I shall not deny that the construction of these testing programmes has been a major intellectual effort: to convince oneself that one has not overlooked "a relevant state" and to convince oneself that the testing programmes generate them all is no simple matter. The encouraging thing is that (as far as we are aware!) it could be done.

This fact was one of the happy consequences of the hierarchical structure: testing level 0 (the real time clock and processor allocation) implied a number of testing sequential processes on top of it, inspecting together that processor time was divided among them according to the rules.

This being established, sequential processes as such had been implemented. Testing the segment controller at level 1 meant that all "relevant states" could be formulated in terms of sequential processes making (in various combinations) demands on core pages, situations that could be provoked by explicitly synchronizing among the testing programs. At that stage the existence of the real time clock —although interrupting all the time— was so immaterial that one of the testers indeed forgot its existence!

By that time we had implemented the correct reaction time upon the (mutually unsynchronized) interrupts from the real time clock and the drum. If we had not introduced the separate levels 0 and 1 and if we had not created a terminology (viz. that of the rather "abstract" sequential processes) in which the existence of the clock interrupt could be discarded, but had tried instead to make in a non-hierarchical construction the central processor directly react upon any weird time succession of these two interrupts, the number of "relevant states" would have exploded to such a height that exhaustive testing would have been an illusion. (Apart from that, drum speed and clock speed being outside our control, it is doubtful whether we could have had the means to generate them all.)

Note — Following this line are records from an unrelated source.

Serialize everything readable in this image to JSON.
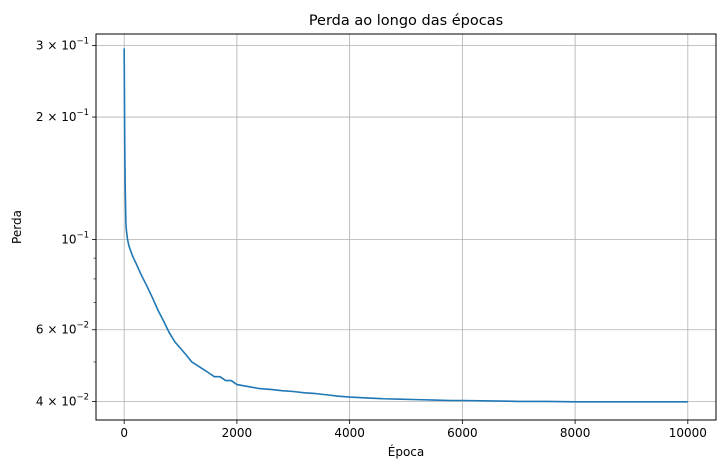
{
  "chart_data": {
    "type": "line",
    "title": "Perda ao longo das épocas",
    "xlabel": "Época",
    "ylabel": "Perda",
    "y_scale": "log",
    "grid": true,
    "xlim": [
      -500,
      10500
    ],
    "ylim": [
      0.036,
      0.32
    ],
    "x_ticks": [
      {
        "value": 0,
        "label": "0"
      },
      {
        "value": 2000,
        "label": "2000"
      },
      {
        "value": 4000,
        "label": "4000"
      },
      {
        "value": 6000,
        "label": "6000"
      },
      {
        "value": 8000,
        "label": "8000"
      },
      {
        "value": 10000,
        "label": "10000"
      }
    ],
    "y_ticks": [
      {
        "value": 0.04,
        "base": "4",
        "exp": "−2"
      },
      {
        "value": 0.06,
        "base": "6",
        "exp": "−2"
      },
      {
        "value": 0.1,
        "base": "",
        "exp": "−1"
      },
      {
        "value": 0.2,
        "base": "2",
        "exp": "−1"
      },
      {
        "value": 0.3,
        "base": "3",
        "exp": "−1"
      }
    ],
    "y_minor_ticks": [
      0.05,
      0.07,
      0.08,
      0.09
    ],
    "series": [
      {
        "color": "#1f77b4",
        "x": [
          0,
          10,
          20,
          30,
          40,
          60,
          80,
          100,
          150,
          200,
          300,
          400,
          500,
          600,
          700,
          800,
          900,
          1000,
          1100,
          1200,
          1300,
          1400,
          1500,
          1600,
          1700,
          1800,
          1900,
          2000,
          2200,
          2400,
          2600,
          2800,
          3000,
          3200,
          3400,
          3600,
          3800,
          4000,
          4300,
          4600,
          4900,
          5200,
          5500,
          5800,
          6000,
          6500,
          7000,
          7500,
          8000,
          8500,
          9000,
          9500,
          10000
        ],
        "y": [
          0.295,
          0.17,
          0.13,
          0.11,
          0.105,
          0.1,
          0.097,
          0.095,
          0.091,
          0.088,
          0.082,
          0.077,
          0.072,
          0.067,
          0.063,
          0.059,
          0.056,
          0.054,
          0.052,
          0.05,
          0.049,
          0.048,
          0.047,
          0.046,
          0.046,
          0.045,
          0.045,
          0.044,
          0.0435,
          0.043,
          0.0428,
          0.0425,
          0.0423,
          0.042,
          0.0418,
          0.0415,
          0.0412,
          0.041,
          0.0408,
          0.0406,
          0.0405,
          0.0404,
          0.0403,
          0.0402,
          0.0402,
          0.0401,
          0.04,
          0.04,
          0.0399,
          0.0399,
          0.0399,
          0.0399,
          0.0399
        ]
      }
    ]
  }
}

For the sake of completeness I must mention a further happy consequence. As stated before, above level 1 core and drum pages have lost their identity and buffering of input and output streams (at level 3) therefore occurs in terms of segments. While testing at level 2 or 3 the drum channels hardware broke down for quite some time, but testing could proceed by restricting the number of segments so that they could be held in core. If building up the line printer output streams had been implemented as "dumping onto the drum" and the actual printing as "printing from the drum" this advantage would have been denied us.

Conclusions

As far as program verification is concerned I present nothing essentially new. In testing a general purpose object (be it a piece of hardware, a program, a machine or a system) one cannot subject it to all possible cases: for a computer this would imply that one feeds it with all possible programs! Therefore one must test it with a set of relevant test cases. What is relevant or not, cannot be decided as long as one regards the mechanism as a black box, in other words it has to follow from the internal structure of the mechanism to be tested. it seems the designer's responsibility to construct his mechanism in such a way —i.e. so highly structured— that at each stage of the testing procedure the number of relevant test cases is so small that he can try them all and that what is being tested is so perspicuous that it is clear that he has not overlooked a situation. I have presented a survey of our system because I think it a nice example of the form such a structure might take.

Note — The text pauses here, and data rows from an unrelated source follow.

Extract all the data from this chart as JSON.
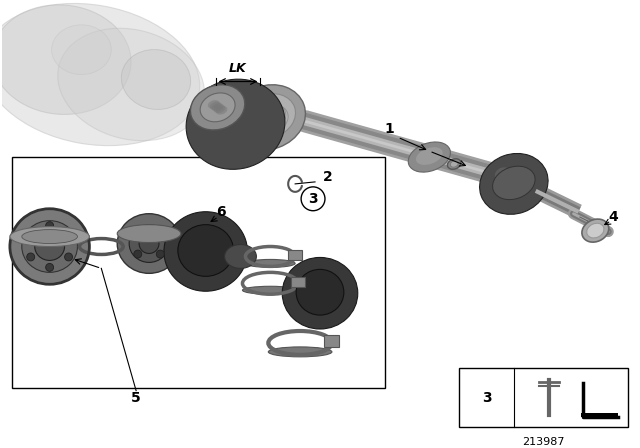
{
  "background_color": "#ffffff",
  "diagram_number": "213987",
  "fig_width": 6.4,
  "fig_height": 4.48,
  "dpi": 100,
  "label_fontsize": 10,
  "footnote_fontsize": 8
}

In my experience, I am sorry to say, industrial software makers tend to react to it with mixed feelings. On the one hand they are inclined to judge that we have done a kind of model job, on the other hand they express doubts whether the techniques used are applicable outside the sheltered atmosphere of a University Department and express the opinion that we could only do it this way thanks to the modest scope of the whole project. It is not my intention to underestimate the organizing ability needed for a much bigger job with ten or more times as many people, but I should like to venture the opinion that the larger the project, the more essential the structuring! A hierarchy of five logical levels might then very well turn out to be of modest depth, in particular when one designs the system more consciously than we have done with the aim that the software can be smoothly adapted to (perhaps drastic) configuration expansions.